Peki karanlık sırlar, onlar sahipleri tarafından sonsuza kadar saklanabilecek mi ?
Bağırışlar, acı, kan kokusu ve cinayetler...
Her zaman şu lafı duydum " kızların ilk aşkı babalardır " ama benim ilk aşkım annem...koruyucu meleğim...
Unutma! Zaman en yetkili katildir, aceleyle yapılan küçücük bir hatada hayatın kayar, görünmez bir mezarlıktır zaman...
Herşey doğru anı bekler. Sadece bekle ve gör...
Dışarıdan görünen her zaman gerçek değildir...
Yalanlar ne kadar güzel ise gerçeklerde bir o kadar acı peki bu acıyı kaldırabilecekler mi ?
İhanetin affı olmaz, dostlarını iyi seç...
Ölüm... Her an ensene binebilir dikkat et...
O zaman kartlar dağıtılsın, oyun başlasın... İyi şanslar...
"Bana ocüymüş gibi bakmayı kes. İnsanım." Derin bir nefes aldıktan sonra dolunaya baktım. Bu gece beni aydınlatmak ona düşmüştü. "Ayrıca göbeğin sana pek yardımcı olmuyor. O ağaç senden birkaç beden daha küçük." Beklediğim gibi birkaç homurtu duyduğumda ağacın arkasına saklanan genç çocuk kendini açık etti. Titreyen bedenini gördüğümde sıkkın bir nefes bıraktım.

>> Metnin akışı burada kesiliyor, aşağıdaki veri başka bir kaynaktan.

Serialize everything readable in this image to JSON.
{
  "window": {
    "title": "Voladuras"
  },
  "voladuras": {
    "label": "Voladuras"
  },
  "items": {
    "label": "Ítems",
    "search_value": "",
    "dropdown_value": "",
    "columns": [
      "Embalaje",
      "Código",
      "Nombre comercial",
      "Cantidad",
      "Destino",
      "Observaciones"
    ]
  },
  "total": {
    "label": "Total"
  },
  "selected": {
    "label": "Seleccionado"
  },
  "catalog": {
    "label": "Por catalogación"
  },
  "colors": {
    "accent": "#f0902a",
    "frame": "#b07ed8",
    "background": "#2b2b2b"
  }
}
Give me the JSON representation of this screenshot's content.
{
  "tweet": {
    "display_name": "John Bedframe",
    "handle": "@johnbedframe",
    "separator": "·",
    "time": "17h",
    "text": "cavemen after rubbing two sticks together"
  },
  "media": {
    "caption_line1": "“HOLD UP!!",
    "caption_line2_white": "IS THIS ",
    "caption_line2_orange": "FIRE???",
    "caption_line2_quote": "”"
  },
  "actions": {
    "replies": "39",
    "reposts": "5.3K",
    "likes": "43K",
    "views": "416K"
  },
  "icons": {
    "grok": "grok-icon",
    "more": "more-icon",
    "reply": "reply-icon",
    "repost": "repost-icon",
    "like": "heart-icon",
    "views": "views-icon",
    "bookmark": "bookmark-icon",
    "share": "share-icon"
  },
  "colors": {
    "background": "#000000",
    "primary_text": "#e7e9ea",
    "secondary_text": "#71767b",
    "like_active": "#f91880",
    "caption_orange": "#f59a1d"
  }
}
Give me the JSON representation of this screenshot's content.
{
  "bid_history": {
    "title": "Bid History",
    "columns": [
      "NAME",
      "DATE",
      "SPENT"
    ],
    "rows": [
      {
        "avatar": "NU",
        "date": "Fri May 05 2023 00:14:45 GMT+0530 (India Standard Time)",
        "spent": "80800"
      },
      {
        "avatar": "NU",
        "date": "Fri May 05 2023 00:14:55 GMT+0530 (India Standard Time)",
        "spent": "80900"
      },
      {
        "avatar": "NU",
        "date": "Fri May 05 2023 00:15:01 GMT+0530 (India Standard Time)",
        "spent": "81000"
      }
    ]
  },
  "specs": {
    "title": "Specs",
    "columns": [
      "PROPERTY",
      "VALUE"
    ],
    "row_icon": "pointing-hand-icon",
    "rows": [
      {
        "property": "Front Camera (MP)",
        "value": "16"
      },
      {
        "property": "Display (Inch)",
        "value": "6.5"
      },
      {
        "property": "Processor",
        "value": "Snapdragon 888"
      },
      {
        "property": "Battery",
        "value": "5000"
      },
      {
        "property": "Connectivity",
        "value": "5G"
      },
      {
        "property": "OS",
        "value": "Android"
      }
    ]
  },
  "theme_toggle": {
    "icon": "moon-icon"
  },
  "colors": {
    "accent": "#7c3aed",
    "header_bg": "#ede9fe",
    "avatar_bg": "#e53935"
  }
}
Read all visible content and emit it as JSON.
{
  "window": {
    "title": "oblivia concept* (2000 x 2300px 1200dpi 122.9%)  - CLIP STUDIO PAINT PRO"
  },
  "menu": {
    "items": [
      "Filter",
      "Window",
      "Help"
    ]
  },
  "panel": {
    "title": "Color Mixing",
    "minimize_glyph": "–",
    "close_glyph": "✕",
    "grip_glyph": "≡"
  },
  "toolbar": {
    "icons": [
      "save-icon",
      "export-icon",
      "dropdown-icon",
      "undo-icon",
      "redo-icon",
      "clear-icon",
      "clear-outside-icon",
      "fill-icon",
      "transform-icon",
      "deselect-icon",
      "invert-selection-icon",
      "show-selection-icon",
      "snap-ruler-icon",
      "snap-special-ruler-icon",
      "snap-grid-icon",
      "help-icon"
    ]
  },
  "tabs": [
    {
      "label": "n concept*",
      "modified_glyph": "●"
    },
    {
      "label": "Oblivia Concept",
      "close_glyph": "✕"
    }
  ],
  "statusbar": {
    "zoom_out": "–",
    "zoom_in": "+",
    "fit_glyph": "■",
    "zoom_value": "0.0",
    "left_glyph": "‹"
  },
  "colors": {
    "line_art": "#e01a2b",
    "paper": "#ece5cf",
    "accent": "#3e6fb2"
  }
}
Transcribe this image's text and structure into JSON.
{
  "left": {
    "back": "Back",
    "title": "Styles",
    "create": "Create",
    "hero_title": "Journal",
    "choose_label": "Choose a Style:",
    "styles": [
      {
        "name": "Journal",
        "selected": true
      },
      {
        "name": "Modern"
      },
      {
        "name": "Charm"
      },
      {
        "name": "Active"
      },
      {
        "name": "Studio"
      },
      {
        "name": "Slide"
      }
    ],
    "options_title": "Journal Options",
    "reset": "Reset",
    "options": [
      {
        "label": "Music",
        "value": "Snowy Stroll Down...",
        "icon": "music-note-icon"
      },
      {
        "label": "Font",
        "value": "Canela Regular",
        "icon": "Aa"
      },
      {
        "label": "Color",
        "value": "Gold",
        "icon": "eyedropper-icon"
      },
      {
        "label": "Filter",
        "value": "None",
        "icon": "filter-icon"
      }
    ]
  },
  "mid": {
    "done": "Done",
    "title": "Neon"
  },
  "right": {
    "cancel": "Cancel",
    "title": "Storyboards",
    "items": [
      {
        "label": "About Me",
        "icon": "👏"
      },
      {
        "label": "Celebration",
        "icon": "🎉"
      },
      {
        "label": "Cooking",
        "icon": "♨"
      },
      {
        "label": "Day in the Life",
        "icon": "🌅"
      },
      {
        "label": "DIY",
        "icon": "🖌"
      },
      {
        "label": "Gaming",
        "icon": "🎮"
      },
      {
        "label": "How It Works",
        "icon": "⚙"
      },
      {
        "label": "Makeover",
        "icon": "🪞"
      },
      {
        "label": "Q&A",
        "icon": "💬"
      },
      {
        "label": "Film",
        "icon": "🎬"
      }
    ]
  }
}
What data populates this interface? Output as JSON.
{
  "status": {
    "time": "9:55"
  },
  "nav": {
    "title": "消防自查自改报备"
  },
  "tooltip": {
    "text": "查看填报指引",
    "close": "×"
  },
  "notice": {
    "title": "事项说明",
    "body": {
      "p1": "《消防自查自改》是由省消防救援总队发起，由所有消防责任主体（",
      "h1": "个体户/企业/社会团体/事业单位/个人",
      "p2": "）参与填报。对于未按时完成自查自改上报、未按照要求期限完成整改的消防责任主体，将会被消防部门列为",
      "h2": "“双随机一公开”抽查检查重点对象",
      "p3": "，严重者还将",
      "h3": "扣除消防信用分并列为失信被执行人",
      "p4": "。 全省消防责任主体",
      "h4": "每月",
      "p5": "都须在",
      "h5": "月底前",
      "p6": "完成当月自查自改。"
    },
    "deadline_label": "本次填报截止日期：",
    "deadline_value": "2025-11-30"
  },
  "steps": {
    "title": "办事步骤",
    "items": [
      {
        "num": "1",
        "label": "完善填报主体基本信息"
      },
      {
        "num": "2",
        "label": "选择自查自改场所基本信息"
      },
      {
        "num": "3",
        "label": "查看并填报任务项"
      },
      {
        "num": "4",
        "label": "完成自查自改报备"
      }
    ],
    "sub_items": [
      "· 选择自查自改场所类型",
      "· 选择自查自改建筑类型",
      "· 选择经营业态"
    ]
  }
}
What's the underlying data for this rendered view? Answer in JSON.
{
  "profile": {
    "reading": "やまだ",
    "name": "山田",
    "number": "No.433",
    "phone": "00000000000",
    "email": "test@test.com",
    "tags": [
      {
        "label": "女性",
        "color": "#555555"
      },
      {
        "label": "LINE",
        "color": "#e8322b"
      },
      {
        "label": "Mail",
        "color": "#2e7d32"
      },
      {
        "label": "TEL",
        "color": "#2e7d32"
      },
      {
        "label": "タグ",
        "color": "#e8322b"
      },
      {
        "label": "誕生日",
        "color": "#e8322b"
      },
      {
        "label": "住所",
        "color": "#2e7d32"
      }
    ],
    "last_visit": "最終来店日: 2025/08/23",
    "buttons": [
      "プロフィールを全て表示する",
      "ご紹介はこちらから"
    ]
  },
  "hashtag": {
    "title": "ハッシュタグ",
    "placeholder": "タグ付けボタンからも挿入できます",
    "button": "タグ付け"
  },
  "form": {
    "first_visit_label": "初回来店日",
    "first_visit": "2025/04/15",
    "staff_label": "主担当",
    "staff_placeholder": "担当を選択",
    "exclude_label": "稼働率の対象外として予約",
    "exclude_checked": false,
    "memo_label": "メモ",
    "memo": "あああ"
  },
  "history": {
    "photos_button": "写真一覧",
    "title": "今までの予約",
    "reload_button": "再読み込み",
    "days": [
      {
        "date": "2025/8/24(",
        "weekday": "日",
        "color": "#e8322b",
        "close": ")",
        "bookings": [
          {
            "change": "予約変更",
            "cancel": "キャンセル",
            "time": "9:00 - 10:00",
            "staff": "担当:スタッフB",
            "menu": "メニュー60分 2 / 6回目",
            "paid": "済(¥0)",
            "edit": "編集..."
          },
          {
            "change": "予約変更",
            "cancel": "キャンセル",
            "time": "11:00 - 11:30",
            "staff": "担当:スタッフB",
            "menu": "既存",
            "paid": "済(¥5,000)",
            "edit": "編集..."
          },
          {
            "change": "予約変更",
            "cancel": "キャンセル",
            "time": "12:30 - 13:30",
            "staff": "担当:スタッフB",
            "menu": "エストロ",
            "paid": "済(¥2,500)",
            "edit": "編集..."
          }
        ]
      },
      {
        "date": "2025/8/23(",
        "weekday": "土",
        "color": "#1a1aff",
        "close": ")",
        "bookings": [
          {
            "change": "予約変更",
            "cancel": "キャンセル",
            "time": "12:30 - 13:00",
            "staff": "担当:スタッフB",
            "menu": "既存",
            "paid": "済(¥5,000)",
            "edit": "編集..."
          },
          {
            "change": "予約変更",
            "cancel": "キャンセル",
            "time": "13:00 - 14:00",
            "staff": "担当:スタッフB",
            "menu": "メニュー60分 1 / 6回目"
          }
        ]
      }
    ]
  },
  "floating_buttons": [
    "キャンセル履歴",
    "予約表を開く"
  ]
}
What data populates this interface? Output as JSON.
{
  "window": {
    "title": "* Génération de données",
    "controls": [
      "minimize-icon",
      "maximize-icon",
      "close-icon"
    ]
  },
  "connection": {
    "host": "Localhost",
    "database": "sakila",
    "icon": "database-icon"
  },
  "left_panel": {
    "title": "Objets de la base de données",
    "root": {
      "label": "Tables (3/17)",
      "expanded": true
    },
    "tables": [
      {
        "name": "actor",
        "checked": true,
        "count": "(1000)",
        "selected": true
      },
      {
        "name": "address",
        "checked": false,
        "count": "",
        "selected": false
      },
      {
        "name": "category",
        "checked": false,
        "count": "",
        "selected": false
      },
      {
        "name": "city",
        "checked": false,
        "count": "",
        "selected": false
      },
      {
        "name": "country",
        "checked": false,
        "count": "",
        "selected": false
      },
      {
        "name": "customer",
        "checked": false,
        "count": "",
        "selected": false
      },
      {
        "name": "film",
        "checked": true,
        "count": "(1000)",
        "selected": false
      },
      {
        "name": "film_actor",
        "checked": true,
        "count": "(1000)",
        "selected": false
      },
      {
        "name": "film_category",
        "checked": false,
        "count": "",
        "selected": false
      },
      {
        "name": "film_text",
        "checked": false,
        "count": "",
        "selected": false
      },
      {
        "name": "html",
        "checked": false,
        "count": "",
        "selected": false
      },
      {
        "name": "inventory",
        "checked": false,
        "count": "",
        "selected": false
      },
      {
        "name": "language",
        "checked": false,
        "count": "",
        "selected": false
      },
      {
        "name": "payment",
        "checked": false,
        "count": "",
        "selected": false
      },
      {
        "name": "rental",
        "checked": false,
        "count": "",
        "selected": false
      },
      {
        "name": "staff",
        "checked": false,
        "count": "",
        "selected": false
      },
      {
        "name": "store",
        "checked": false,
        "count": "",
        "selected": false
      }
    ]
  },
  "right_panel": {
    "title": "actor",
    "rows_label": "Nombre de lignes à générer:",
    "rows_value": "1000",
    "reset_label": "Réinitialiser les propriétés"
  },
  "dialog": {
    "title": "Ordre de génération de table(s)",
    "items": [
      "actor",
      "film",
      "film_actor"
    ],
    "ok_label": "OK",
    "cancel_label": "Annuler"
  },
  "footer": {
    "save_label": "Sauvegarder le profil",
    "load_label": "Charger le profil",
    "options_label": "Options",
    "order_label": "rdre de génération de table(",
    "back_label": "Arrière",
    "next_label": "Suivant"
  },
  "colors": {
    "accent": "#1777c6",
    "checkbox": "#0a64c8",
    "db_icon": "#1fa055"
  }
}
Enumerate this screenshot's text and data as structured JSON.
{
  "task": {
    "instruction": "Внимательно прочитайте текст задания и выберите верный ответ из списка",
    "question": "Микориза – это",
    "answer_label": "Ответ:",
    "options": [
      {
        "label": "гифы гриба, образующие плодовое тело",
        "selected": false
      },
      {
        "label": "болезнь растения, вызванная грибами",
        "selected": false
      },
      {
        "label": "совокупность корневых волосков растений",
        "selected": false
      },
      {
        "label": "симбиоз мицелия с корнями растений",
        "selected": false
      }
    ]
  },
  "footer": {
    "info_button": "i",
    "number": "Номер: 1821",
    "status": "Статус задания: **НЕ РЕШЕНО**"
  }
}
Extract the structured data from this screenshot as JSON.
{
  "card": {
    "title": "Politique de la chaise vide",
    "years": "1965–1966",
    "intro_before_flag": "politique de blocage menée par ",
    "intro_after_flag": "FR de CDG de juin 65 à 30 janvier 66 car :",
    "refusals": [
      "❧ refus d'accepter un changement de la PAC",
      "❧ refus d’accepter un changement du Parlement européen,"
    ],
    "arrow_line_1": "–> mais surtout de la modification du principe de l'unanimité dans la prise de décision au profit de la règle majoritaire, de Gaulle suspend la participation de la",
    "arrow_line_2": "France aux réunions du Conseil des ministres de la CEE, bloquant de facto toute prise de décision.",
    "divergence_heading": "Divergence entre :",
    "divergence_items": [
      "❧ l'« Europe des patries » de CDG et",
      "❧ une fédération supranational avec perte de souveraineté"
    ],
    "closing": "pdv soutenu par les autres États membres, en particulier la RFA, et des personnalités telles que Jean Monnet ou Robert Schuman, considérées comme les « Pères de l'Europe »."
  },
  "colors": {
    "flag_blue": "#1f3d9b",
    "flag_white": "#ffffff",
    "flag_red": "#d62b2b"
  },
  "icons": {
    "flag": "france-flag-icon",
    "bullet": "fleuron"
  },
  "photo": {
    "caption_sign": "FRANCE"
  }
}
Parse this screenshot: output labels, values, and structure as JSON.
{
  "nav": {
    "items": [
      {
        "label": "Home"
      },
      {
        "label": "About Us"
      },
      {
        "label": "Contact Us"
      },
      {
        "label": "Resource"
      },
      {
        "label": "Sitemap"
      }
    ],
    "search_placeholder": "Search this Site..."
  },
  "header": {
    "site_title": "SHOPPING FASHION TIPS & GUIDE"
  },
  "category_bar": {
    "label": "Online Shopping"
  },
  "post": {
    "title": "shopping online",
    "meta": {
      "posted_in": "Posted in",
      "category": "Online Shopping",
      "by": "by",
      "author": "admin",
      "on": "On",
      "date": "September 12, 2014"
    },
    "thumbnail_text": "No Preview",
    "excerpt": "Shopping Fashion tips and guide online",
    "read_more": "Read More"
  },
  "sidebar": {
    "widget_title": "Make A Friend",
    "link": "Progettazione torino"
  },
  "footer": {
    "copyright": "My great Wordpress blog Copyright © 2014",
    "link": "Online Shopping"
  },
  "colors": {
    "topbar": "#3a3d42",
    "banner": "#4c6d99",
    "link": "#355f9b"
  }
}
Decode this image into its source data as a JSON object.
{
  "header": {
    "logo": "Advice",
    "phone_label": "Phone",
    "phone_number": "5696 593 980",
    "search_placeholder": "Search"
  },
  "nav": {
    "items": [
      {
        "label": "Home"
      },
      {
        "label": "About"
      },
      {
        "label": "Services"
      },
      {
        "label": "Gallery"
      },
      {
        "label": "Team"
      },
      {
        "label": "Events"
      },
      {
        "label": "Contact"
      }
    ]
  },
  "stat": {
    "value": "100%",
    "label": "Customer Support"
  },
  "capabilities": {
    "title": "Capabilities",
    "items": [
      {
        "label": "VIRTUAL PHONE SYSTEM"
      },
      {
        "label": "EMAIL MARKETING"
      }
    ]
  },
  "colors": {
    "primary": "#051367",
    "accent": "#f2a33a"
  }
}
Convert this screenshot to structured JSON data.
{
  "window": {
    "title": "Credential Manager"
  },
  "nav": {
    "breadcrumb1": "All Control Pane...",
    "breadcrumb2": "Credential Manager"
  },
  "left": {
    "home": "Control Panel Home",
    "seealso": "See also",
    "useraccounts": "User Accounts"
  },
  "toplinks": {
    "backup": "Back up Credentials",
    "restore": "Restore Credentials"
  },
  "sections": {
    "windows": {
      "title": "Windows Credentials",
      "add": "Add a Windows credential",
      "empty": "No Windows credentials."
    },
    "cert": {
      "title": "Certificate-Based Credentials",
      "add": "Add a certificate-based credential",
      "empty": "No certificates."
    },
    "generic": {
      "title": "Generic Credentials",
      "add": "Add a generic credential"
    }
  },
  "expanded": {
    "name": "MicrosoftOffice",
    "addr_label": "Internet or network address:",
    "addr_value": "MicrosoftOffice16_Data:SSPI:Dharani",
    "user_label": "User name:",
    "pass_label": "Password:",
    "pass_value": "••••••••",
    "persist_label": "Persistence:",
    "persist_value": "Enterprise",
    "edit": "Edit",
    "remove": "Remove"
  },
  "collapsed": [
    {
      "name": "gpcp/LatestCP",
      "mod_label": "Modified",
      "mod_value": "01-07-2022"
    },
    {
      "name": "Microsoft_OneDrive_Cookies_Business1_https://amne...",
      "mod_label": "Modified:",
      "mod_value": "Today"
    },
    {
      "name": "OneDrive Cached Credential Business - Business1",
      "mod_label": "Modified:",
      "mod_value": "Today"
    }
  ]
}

"Şu gözlerini çek üzerimden velet."dişlerimi sıkarak söylediklerim onu daha da korkutmuş gibi titremesi arttığında kendimden bir kez daha iğrendim. Üzerimde üniformam ile birçok çocuğun hayalini süslerken başka bir çocuğu benliğimle korkutuyordum.
"Korkacak bir şey yok. Bir tanıdık." Kaşlarımla arkamdaki mezarı işaret ettiğimde çocuk kalkan kaşları ile bana sanki bir hayaletmişim gibi bakmaya devam etti. "Ne var ulan?! Babamızın mezarına ziyarete geldik işte! Niye mezardaki benmişimde dirilmişim gibi bakıyorsun?"
Sağ elinin işaret parmağı titrek bir şekilde havalanıp arkamdaki açık mezarı işaret ettiğinde "Babanın mezarını mı kazdın yani?"diye sordu. Sanki çok normal bir şeymiş gibi sakince omuzlarımı silktim. "Senin mezarını mı kazmalıydım?"
"Hayır tabiki de!"diye cırladığında diğer eliyle hızlıca ağzına kapattı. "Abla Allah'ını kitabını seversen senin akşam akşam başka işin yok muydu ya?!"
"Niye lan? Bu akşam müsait değil miydi?"